Book and Reading News

Kindle download limits are the publisher’s prerogative?

Dan Cohen posts a well-documented proof that Amazon limits the number of downloads of Kindle titles on some, but not all, books in the Kindle store. He found this after attempting to load a reference book on several devices before the weekend, at which time he was told that the publisher, not Amazon, had set a limit on the number of downloads.

This sounds plausible, because Amazon is particularly sensitive about its relationships with publishers. Yet it is a grave mistake by Amazon, because the one feature of the e-book buying experience they should be enforcing is ongoing availability. Once purchased, a book should be accessible to the buyer for download forever, which is the advertised offer (“Automatic Library Backup: Download Your Books Anytime for Free”), otherwise the e-book becomes less reliable than a paper book and its primary value, its re-usability, is defeated. For example, my family has three Kindles, and if I wanted to share a book with all those Kindles, a book I’ve paid for, but the publisher thinks I should only be able to download the book twice, that’s an inconvenience I would not have with one of the thousands of paper books around the house. Hence, paper becomes the more attractive and flexible option and Amazon has shot itself in the foot by catering to the publisher’s wims on copy limits.

Because Amazon factors in the cost of delivery via its Whispernet service, there should be no limit on downloading imposed by publishers, since those fees are not passed along to them. Amazon, as the distributor and the seller of the Kindle reader, is taking on the cost of providing ongoing access. This form of curation, as I wrote at ZD Net a couple months back, is essential to growth of e-book adoption. Customers do not want to have to repurchase books for different devices, nor to keep up with changes in e-book formats.

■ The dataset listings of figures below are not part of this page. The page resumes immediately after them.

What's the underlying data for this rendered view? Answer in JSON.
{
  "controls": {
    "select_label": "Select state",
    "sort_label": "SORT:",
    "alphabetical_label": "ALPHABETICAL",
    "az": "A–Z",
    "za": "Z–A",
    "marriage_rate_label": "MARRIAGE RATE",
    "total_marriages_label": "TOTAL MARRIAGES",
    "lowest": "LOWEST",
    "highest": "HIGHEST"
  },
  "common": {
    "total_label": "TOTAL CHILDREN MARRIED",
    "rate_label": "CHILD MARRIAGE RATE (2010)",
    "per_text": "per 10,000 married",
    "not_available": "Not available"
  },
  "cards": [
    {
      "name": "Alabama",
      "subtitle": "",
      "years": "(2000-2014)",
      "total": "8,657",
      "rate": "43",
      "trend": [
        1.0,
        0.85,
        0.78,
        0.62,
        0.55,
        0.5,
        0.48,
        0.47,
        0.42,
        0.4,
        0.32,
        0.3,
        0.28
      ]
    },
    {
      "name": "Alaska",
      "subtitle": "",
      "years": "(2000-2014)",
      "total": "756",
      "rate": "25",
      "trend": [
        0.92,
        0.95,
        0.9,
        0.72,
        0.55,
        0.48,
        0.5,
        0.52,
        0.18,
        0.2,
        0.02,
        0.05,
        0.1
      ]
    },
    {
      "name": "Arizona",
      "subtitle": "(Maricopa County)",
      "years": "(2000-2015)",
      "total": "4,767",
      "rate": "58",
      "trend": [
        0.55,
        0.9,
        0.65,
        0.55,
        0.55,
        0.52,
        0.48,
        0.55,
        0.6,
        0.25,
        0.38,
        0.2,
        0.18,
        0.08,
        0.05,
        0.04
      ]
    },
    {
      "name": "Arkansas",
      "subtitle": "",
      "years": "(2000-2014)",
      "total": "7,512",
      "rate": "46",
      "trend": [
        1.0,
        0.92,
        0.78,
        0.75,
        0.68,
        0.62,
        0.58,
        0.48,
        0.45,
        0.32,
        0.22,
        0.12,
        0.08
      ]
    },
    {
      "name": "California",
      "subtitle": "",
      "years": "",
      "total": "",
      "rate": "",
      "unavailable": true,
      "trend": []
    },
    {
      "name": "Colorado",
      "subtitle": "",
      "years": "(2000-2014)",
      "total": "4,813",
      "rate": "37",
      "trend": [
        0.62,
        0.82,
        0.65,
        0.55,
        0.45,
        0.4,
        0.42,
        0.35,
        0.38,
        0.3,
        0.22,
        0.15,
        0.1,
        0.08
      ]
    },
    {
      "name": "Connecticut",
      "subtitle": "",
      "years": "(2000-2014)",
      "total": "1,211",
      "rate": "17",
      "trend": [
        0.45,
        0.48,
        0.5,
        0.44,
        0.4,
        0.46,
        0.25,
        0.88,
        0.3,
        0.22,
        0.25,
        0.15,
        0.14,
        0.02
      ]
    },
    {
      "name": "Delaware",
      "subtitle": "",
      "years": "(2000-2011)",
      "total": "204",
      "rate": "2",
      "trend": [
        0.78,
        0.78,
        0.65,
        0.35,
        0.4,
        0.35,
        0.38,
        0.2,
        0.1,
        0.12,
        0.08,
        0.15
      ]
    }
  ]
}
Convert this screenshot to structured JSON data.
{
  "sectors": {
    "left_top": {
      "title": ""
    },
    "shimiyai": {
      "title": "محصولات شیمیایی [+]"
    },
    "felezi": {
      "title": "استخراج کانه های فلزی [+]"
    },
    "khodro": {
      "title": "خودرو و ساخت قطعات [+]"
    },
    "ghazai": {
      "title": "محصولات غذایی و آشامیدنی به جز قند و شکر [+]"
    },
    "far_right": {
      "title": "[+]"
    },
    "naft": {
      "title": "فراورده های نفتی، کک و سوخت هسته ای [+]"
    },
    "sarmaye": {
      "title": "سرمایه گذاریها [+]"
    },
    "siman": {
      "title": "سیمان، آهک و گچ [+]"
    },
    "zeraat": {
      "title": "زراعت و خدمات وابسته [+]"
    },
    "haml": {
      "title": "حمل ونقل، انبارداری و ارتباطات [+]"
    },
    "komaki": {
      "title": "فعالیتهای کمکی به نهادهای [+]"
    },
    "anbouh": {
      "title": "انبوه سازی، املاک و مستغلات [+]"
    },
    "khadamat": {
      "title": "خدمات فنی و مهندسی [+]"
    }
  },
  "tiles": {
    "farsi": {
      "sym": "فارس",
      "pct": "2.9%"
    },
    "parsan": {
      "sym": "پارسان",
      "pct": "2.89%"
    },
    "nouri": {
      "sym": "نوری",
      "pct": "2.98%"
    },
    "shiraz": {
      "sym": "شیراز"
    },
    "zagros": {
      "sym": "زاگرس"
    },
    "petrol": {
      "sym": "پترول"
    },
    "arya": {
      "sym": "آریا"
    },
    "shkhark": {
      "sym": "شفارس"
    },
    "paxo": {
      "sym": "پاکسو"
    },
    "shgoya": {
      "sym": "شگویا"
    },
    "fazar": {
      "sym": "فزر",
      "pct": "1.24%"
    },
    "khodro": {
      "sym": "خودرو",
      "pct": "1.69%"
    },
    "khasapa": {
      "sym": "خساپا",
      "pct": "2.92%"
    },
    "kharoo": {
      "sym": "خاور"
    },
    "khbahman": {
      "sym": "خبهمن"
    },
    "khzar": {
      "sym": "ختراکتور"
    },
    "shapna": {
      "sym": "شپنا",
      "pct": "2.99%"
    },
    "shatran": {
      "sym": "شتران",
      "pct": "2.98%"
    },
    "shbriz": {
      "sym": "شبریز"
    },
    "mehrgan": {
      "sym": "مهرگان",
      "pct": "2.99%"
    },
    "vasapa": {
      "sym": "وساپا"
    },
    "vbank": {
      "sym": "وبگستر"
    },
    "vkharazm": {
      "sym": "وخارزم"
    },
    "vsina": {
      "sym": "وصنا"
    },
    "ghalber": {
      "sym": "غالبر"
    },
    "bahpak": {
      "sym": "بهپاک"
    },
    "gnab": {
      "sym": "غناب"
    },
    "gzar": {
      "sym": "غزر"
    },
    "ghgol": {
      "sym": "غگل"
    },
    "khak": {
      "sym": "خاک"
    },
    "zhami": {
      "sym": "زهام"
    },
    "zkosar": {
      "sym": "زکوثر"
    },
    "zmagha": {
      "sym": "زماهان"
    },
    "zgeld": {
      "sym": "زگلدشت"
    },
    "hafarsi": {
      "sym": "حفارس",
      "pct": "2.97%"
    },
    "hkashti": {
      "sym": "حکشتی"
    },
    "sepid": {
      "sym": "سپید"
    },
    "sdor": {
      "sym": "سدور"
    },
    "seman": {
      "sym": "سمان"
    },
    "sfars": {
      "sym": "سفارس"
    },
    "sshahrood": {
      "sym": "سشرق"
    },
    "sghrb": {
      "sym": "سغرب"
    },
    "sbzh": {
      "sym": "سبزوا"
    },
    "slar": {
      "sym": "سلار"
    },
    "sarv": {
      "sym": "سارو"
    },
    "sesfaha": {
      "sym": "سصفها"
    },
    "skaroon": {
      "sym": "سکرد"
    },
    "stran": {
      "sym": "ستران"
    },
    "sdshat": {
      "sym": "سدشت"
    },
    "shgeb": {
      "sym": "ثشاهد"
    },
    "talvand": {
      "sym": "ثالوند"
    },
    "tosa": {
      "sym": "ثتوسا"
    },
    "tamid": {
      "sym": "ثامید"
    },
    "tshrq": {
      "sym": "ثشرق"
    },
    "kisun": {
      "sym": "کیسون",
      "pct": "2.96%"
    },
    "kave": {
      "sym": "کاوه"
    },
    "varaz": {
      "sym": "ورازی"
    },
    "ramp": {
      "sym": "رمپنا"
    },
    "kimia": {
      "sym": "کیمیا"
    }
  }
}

A bookseller needs to provide ongoing access to the book, including upgrades to formats needed to support new devices, just as the music industry has had to do when offering downloadable music—it is common for a music rights holder to pay $1 million or more to convert a library into a new format it wants to sell. Only Apple has managed to get away with fees for upgrading music to its DRM-free iTunes-Plus format, but those fees are the least popular decision Apple has made in recent memory, one it ultimately had to change from a bulk upgrade-only model to one that allows customers to choose individual tracks and albums to upgrade.

As Dan Cohen writes, the problem becomes one of a seller obviously misleading the buyer if the terms, including the number of downloads one is purchasing, is not explicitly described with the pricing. It cannot be buried in fine print, because it makes every purchase potentially unreliable, eroding customers’ confidence in the books and the company from which they are buying.

I’ve queried Amazon PR about this but received no response. Will post an update when I hear from them or one of my Amazon contacts.